Costa acusou Alencar, Luciana Genro (PSOL-RS), Raul Jungmann (PPS-PE), Fernando Gabeira (PV-RJ) e Luiza Erundina (PSB-SP) de estarem posando de "paladinos da ética". "Parece que os demais deputados não são éticos", gritou Costa.
Ao ouvir seu nome sendo citado pelo deputado, Luciana Genro partiu para cima de Costa --mas acabou contida por seguranças que tiveram que intervir no tumulto.
A discussão que quase provocou agressões físicas entre os parlamentares resume o clima de tensão instalado no Congresso em meio à suposta lista de deputados e senadores que estariam envolvidos em irregularidades descobertas pela Operação Navalha, da Polícia Federal.
Além de investigar as denúncias da PF, a CPI quer apurar se parlamentares receberam presentes ou mesmo propina da empresa Gautama em troca da liberação de emendas para a empreiteira --apontada como a coordenadora do esquema de fraudes desmontado pela Operação Navalha.

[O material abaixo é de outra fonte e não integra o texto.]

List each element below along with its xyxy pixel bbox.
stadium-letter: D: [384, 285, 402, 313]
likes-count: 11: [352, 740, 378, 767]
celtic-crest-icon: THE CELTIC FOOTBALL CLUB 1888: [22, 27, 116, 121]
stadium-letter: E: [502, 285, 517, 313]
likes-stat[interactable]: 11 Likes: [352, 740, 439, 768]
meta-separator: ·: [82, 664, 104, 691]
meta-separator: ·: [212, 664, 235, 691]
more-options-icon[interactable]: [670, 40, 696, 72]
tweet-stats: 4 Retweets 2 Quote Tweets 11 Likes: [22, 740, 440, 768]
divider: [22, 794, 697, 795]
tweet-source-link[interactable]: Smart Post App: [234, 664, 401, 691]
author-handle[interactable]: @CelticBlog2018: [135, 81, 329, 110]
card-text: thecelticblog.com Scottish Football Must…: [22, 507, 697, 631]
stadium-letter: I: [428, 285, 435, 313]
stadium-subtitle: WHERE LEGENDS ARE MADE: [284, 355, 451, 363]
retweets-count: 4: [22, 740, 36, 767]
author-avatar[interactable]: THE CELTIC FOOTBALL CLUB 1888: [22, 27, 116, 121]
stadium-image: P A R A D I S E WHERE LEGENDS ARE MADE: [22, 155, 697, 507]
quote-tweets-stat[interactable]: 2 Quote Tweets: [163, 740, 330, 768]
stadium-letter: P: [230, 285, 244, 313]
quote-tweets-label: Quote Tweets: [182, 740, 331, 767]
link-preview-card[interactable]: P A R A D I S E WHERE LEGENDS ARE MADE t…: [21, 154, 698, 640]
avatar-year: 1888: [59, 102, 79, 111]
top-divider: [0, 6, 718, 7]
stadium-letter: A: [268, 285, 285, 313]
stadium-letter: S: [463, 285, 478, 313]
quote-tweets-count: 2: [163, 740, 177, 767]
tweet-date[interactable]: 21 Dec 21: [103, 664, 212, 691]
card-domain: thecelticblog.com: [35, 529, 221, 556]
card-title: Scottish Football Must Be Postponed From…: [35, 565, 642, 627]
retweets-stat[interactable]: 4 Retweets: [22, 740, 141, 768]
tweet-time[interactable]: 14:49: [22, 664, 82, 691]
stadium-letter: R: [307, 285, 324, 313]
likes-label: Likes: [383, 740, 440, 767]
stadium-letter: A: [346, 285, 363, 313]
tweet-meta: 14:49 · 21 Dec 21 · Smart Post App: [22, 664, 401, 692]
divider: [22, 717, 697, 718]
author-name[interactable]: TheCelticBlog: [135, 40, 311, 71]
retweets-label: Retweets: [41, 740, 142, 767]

A terceira via acusou Costa de ter sido pressionado pelo Palácio do Planalto a retirar sua assinatura da CPI. "O senhor é sem vergonha. Não aceito isso. Quem fez a palhaçada é o senhor que quer justificar a retirada de sua assinatura", criticou Luciana Genro.
Alencar insinuou que o governo federal pressionou o parlamentar a desistir de apoiar a CPI. "Não sei se o ministro das Relações Institucionais ou outra força pressionou e agora ele quer retirar a assinatura. Essa reação atrai a mídia. É um escândalo para encobrir a investigação dos grandes escândalos. Muitas vezes as firmas dos deputados e senadores não são muito firmes por causa das pressões partidárias."
Assinaturas
A terceira via já reuniu 153 assinaturas na Câmara e 29 no Senado para a instalação da CPI da Navalha no Congresso.
No Senado, os parlamentares já atingiram o número mínimo de assinaturas necessárias para a instalação da CPI, que é de 27. Na Câmara, os deputados esperam conseguir até amanhã as 171 assinaturas necessárias para a apresentação do requerimento de abertura da comissão.
"Vamos tentar atingir esse número hoje. Se não conseguirmos, temos a semana que vem pela frente. Não estamos com nenhuma agonia", disse o deputado Augusto Carvalho (PPS-DF).